I find that so much in talking to people about my work. People will even admit to doing things that would be regarded as abuse, but would never call it that because they don’t consider themselves to be bad people.

I’m sorry for what you and your brother went through, and I’m glad to see that you can recognize it for what it was and that you’re helping others. Nice work 🙂

5 03 2012
survivorsofcps

i agree with lk
i find your attitude refreshing.
Almost every social worker I have meet has the take child and run mentality that is very harmful. I would go so far as to call it abuse when a social worker refuses to work with parents.
Your blog gives me hope that perhaps there are some good social workers out there.
Just some perspective for those who read this comment:
i was in foster care
i would have been better off if i had been left alone

5 03 2012
sarah

I just feel like I have to stand up for social workers… most people who work for CPS and call themselves “social worker” are NOT social workers. They don’t have the degree or license. I really think most actual social workers do not have a “take the child and run” mentality.

5 03 2012
socialjerk

That is a huge issue. I wrote about my feelings on that (surprise: they’re not good) a while back. Social work is a specific profession, with its own history, education, and values, and it’s quite upsetting when people violate that title.

9 03 2012
survivorsofcps

ok more clarification.

the social workers that i am specifically refering to actually did have the power to take children away bc they STOLE me from my mother for NO reason and told my mother they would not offer her ANY services.

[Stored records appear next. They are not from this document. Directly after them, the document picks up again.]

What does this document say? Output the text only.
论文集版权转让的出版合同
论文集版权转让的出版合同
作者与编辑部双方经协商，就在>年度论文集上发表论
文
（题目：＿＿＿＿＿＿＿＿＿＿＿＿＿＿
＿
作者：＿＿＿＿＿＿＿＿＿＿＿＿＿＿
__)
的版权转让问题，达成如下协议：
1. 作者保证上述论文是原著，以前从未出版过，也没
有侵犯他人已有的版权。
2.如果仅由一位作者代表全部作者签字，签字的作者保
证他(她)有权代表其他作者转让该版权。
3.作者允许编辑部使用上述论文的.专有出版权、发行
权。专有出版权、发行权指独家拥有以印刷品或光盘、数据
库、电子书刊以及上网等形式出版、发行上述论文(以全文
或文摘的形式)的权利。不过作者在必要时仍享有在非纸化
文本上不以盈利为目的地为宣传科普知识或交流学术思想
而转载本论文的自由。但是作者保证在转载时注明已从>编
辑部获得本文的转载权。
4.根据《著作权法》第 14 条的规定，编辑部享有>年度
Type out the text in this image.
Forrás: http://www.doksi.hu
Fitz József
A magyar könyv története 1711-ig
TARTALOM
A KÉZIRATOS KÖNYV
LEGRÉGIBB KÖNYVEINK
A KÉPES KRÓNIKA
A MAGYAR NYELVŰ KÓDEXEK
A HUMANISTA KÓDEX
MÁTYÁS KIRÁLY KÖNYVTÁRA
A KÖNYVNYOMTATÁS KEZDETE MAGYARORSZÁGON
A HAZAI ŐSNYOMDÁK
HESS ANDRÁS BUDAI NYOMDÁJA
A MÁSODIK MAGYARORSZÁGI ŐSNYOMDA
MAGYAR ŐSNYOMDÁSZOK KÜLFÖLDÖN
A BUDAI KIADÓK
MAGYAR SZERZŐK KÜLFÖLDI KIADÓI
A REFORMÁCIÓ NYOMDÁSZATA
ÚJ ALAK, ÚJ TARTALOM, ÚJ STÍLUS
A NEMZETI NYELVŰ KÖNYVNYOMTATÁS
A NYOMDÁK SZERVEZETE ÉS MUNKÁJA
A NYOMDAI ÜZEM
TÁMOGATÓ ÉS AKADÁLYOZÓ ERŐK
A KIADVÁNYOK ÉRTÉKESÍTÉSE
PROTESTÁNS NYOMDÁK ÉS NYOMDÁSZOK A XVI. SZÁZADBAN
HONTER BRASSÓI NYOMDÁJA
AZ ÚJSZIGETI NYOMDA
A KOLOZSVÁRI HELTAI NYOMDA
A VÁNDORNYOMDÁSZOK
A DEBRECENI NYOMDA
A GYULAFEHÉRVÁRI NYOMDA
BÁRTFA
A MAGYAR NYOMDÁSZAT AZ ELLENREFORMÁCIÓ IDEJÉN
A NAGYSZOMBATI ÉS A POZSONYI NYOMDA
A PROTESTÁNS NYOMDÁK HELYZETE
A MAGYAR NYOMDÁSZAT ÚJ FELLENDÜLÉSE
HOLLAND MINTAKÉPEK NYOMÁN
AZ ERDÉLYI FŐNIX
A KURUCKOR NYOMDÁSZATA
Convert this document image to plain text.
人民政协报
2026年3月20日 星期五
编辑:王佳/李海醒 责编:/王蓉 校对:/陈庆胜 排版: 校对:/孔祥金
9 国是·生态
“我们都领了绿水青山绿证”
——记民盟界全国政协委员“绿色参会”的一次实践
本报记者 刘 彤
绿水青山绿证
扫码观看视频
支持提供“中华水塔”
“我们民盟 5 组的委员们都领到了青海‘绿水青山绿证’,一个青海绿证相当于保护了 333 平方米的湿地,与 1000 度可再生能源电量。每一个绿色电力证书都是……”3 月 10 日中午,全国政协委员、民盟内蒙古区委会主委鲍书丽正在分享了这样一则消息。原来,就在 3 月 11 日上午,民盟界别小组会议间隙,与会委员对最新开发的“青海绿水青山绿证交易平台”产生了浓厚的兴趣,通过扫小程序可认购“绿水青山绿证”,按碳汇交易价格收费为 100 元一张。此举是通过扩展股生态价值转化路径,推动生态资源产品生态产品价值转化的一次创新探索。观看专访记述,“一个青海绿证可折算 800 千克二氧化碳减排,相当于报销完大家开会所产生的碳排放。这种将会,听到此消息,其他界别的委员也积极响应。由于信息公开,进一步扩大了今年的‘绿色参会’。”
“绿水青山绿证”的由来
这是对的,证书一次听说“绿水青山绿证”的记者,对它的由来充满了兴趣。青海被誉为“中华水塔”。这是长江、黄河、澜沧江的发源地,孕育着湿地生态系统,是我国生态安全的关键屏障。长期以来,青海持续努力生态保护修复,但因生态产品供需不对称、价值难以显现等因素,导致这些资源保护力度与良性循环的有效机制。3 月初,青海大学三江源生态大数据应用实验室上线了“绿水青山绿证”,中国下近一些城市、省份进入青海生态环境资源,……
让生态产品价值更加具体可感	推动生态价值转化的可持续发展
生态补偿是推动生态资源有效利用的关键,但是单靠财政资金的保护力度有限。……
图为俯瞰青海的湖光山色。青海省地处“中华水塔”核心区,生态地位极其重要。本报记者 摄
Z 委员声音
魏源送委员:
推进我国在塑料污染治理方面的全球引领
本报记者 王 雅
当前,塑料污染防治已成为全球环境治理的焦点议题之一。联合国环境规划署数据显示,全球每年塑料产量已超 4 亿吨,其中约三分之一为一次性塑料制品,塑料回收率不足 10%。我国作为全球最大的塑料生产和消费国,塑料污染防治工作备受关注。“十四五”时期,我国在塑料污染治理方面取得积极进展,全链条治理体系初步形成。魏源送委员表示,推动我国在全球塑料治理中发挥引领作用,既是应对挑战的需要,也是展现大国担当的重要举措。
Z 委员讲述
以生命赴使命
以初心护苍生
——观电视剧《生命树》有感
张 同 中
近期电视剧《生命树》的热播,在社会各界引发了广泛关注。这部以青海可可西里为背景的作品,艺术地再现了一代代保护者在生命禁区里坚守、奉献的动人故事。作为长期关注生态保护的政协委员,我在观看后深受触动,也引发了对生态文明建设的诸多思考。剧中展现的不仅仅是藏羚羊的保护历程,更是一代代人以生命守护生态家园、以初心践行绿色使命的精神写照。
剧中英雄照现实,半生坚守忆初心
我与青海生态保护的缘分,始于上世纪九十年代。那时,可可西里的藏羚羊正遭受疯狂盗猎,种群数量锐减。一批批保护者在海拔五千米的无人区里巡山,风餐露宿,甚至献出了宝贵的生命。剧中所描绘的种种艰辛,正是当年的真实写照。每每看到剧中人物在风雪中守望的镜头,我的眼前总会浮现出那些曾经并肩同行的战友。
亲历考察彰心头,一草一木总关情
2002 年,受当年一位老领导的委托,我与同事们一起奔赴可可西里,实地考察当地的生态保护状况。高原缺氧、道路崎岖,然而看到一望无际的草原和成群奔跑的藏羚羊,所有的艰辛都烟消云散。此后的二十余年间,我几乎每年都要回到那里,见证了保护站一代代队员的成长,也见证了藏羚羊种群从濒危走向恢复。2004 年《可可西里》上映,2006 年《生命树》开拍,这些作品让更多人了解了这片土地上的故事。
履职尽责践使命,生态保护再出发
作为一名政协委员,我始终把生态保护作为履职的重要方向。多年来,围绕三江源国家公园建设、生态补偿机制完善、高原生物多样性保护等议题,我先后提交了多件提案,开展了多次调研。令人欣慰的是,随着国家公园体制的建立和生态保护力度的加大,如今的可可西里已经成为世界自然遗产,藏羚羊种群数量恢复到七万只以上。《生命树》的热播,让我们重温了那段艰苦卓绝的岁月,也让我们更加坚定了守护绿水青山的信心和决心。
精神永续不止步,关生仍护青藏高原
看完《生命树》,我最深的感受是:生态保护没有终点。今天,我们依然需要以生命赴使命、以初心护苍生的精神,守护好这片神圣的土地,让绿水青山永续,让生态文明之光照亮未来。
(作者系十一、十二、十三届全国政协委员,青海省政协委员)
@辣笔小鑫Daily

i did not say ALL actual social workers have that mentality but according to one actual social worker who specifically worked removing children she said it was roughly 50% that do have this attitude.

that is why i complimented your attitude bc while i was in care i knew many actual social workers.

9 03 2012
survivorsofcps

it is easy to defend the ones who take children to quickly when you were rescued from an abuser.
I was kidnapped plain and simple and i spoke with MANY other children that felt the same way
it is ABUSE to take a child away and then they cry almost everyday until their parent dies.
Sorry Sarah but i took off my rose colored glasses a long time ago.

Especially since i was abused and removed from the home they placed me in.

I understand how my views may be offensive to those good social workers but the ones i actually met did have that menta
lity. The ones that are bad are giving the whole this stereotype.